Seis o siete niños se le acercaron corriendo. Se amontonaron
detrás del que la había hallado, intentando espiar dentro de la mata de
plantas. Restregándose las manos y estirando los brazos, el muchacho se quedó
de pie, como custodiando el arbusto donde estaba el insecto. Balanceando la
linterna con la mano derecha, volvió a convocar a los otros niños.
—¿Nadie quiere una langosta? ¡Una langosta!
—Yo la quiero.
Cuatro o cinco chicos más llegaron corriendo. Parecía que
nadie podría haber cazado un insecto más precioso que una langosta. El muchacho
gritó por tercera vez.
—¿Nadie más quiere una langosta?
Otros dos o tres se aproximaron.
—Sí, yo la quiero.
Era una niña, que se ubicó justo a espaldas del chico que
había encontrado el insecto. Dándose vuelta graciosamente, éste se inclinó
hacia ella. Pasó la linterna a su mano izquierda y metió la derecha en el
arbusto.
—Es una langosta.
—Sí, la quiero tener.
El chico se puso de pie de un salto. Como si dijera “aquí lo
tienes”, extendió el puño que aferraba el insecto hacia la niña.

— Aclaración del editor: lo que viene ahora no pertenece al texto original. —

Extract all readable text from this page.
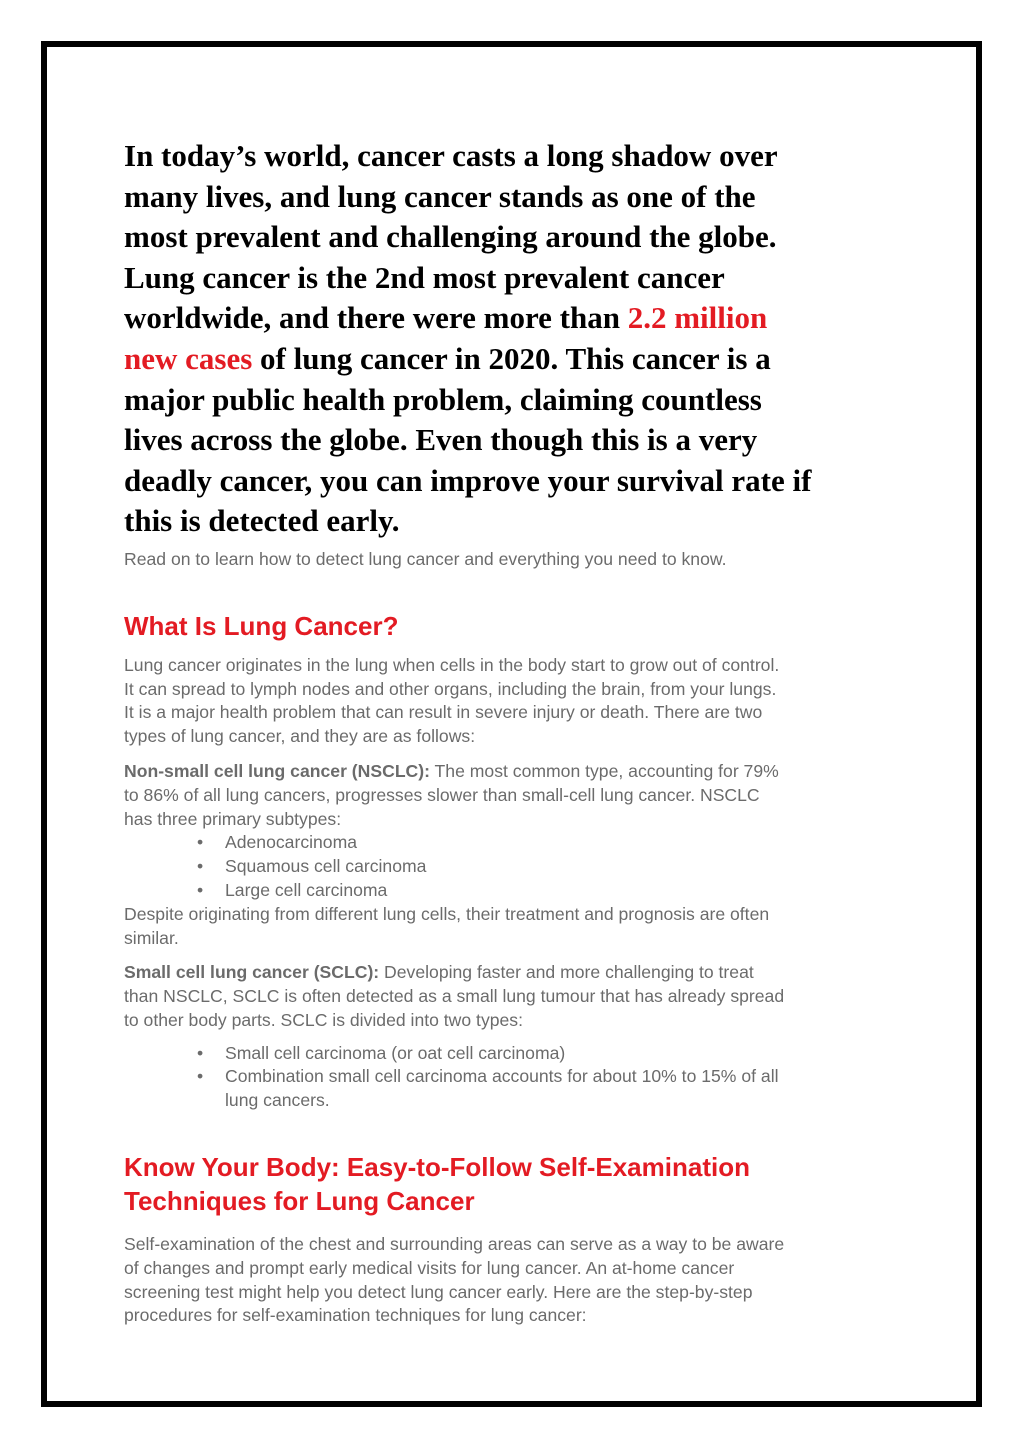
In today’s world, cancer casts a long shadow over
many lives, and lung cancer stands as one of the
most prevalent and challenging around the globe.
Lung cancer is the 2nd most prevalent cancer
worldwide, and there were more than 2.2 million
new cases of lung cancer in 2020. This cancer is a
major public health problem, claiming countless
lives across the globe. Even though this is a very
deadly cancer, you can improve your survival rate if
this is detected early.

Read on to learn how to detect lung cancer and everything you need to know.

What Is Lung Cancer?

Lung cancer originates in the lung when cells in the body start to grow out of control.
It can spread to lymph nodes and other organs, including the brain, from your lungs.
It is a major health problem that can result in severe injury or death. There are two
types of lung cancer, and they are as follows:

Non-small cell lung cancer (NSCLC): The most common type, accounting for 79%
to 86% of all lung cancers, progresses slower than small-cell lung cancer. NSCLC
has three primary subtypes:

• Adenocarcinoma
• Squamous cell carcinoma
• Large cell carcinoma

Despite originating from different lung cells, their treatment and prognosis are often
similar.

Small cell lung cancer (SCLC): Developing faster and more challenging to treat
than NSCLC, SCLC is often detected as a small lung tumour that has already spread
to other body parts. SCLC is divided into two types:

• Small cell carcinoma (or oat cell carcinoma)
• Combination small cell carcinoma accounts for about 10% to 15% of all
lung cancers.
Know Your Body: Easy-to-Follow Self-Examination
Techniques for Lung Cancer

Self-examination of the chest and surrounding areas can serve as a way to be aware
of changes and prompt early medical visits for lung cancer. An at-home cancer
screening test might help you detect lung cancer early. Here are the step-by-step
procedures for self-examination techniques for lung cancer:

Ella,
deslizando su muñeca izquierda bajo la cuerda de la linterna, envolvió con sus
dos manos el puño del muchacho. El abrió con presteza su puño. Y el insecto
quedó atrapado entre el pulgar y el índice de la niña.
—Oh, no es una langosta sino un grillo.
Los ojos de la niña brillaron al mirar al pequeño insecto
castaño.
—Un grillo, un grillo.
Clavando su inteligente y brillante mirada en el chico, la
jovencita abrió la jaulita que llevaba a un costado y depositó en ella al
grillo.
—Es un grillo.
—Oh, sí, es un grillo —murmuró el chico que lo había
capturado. Sostuvo la jaulita a la altura de sus ojos y observó el interior. A
la luz de su bella linterna multicolor, también sostenida a la misma altura,
observó el rostro de la niña.
Oh, pensé, y tuve envidia del chico, y me sentí cohibido.

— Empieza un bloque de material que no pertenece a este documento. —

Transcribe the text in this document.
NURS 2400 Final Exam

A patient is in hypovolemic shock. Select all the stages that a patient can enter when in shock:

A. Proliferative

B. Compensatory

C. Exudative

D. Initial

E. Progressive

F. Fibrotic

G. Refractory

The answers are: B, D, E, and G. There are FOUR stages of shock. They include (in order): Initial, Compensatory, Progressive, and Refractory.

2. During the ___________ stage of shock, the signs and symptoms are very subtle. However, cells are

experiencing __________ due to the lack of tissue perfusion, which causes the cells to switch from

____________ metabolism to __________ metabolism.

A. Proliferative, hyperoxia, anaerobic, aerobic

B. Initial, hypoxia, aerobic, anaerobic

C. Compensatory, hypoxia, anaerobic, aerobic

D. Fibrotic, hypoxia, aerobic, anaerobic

¡Qué tonto había sido yo al no comprender su acción! Y contuve la respiración.
Había algo sobre el pecho de la niña, algo de lo que ni el niño que le había
dado el grillo, ni ella que lo había aceptado, ni los niños que observaban se
habían percatado.
¿Acaso en la débil luz verdosa que caía sobre el pecho de la
niña, no se leía claramente el nombre “Fujio”? La linterna del chico, que
colgaba al lado de la jaulita de la niña, inscribía su nombre, grabado con
navaja en la verde apertura empapelada, sobre el blanco kimono de algodón de
ella. La linterna de la niña, que pendía blandamente en su muñeca, no
proyectaba su inscripción con tanta claridad, pero era posible distinguir, en
una temblorosa mancha roja sobre la cintura del muchacho, el nombre “Kikoyo”.

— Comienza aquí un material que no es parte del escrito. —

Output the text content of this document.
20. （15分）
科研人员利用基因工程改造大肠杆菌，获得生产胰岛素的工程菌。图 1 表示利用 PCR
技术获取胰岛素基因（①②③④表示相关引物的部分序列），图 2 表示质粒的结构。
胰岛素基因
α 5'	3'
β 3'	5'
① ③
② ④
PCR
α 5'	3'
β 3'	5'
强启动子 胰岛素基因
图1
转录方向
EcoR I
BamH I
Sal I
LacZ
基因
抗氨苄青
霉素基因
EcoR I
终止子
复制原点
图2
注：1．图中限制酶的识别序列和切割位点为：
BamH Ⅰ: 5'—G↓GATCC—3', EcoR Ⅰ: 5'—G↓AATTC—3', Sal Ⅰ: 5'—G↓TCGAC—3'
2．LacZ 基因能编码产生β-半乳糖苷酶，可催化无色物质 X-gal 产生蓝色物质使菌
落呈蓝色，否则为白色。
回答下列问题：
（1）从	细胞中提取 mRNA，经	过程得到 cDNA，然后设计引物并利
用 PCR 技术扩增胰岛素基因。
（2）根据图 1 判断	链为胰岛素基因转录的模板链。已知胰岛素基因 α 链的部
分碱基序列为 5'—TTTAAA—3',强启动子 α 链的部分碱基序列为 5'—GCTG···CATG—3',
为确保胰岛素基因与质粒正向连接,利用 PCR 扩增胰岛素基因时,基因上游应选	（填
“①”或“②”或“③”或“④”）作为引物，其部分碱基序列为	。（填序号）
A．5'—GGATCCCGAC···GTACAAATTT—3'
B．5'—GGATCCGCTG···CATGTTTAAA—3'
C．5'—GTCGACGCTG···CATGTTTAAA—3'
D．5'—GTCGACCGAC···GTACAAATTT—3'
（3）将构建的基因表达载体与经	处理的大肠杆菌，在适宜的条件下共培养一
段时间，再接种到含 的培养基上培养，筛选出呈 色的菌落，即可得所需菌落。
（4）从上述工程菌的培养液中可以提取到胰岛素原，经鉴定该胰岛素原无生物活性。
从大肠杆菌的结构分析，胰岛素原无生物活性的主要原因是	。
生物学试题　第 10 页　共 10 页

De este azaroso juego entre el rojo y el verde —fuera azar o juego— ni Fujio ni
Kikoyo estaban enterados.
Incluso si por siempre recordaran que Fujio le había dado el
grillo y que Kikoyo lo había aceptado, ni siquiera en sueños llegarían a saber
que sus nombres habían quedado inscriptos: en verde sobre el pecho de Kikoyo,
en rojo en la cintura de Fujio.
¡Fujio! Cuando ya te hayas convertido en un hombre, ríe con
placer ante el deleite de la muchacha, a quien le han dicho que se trata de una
langosta, y recibe un grillo; y ríe también con cariño de su desilusión al
recibir una langosta cuando le habían prometido un grillo.
Aun si tienes la astucia de buscar solo en un arbusto,
alejado de los otros niños, debes saber que no abundan los grillos en el mundo.
Probablemente encuentres una muchacha parecida a una langosta a quien veas como
un grillo.
Aunque al final, a tu enturbiado y ofendido corazón hasta un
verdadero grillo le parecerá una langosta. Y si llegara ese día, cuando te
parezca que en el mundo solo abundan las langostas, me apenará que no puedas
recordar el juego de las luces de esta noche, cuando tu nombre por efecto de tu
bella linterna se ha inscripto en verde sobre el pecho de una jovencita.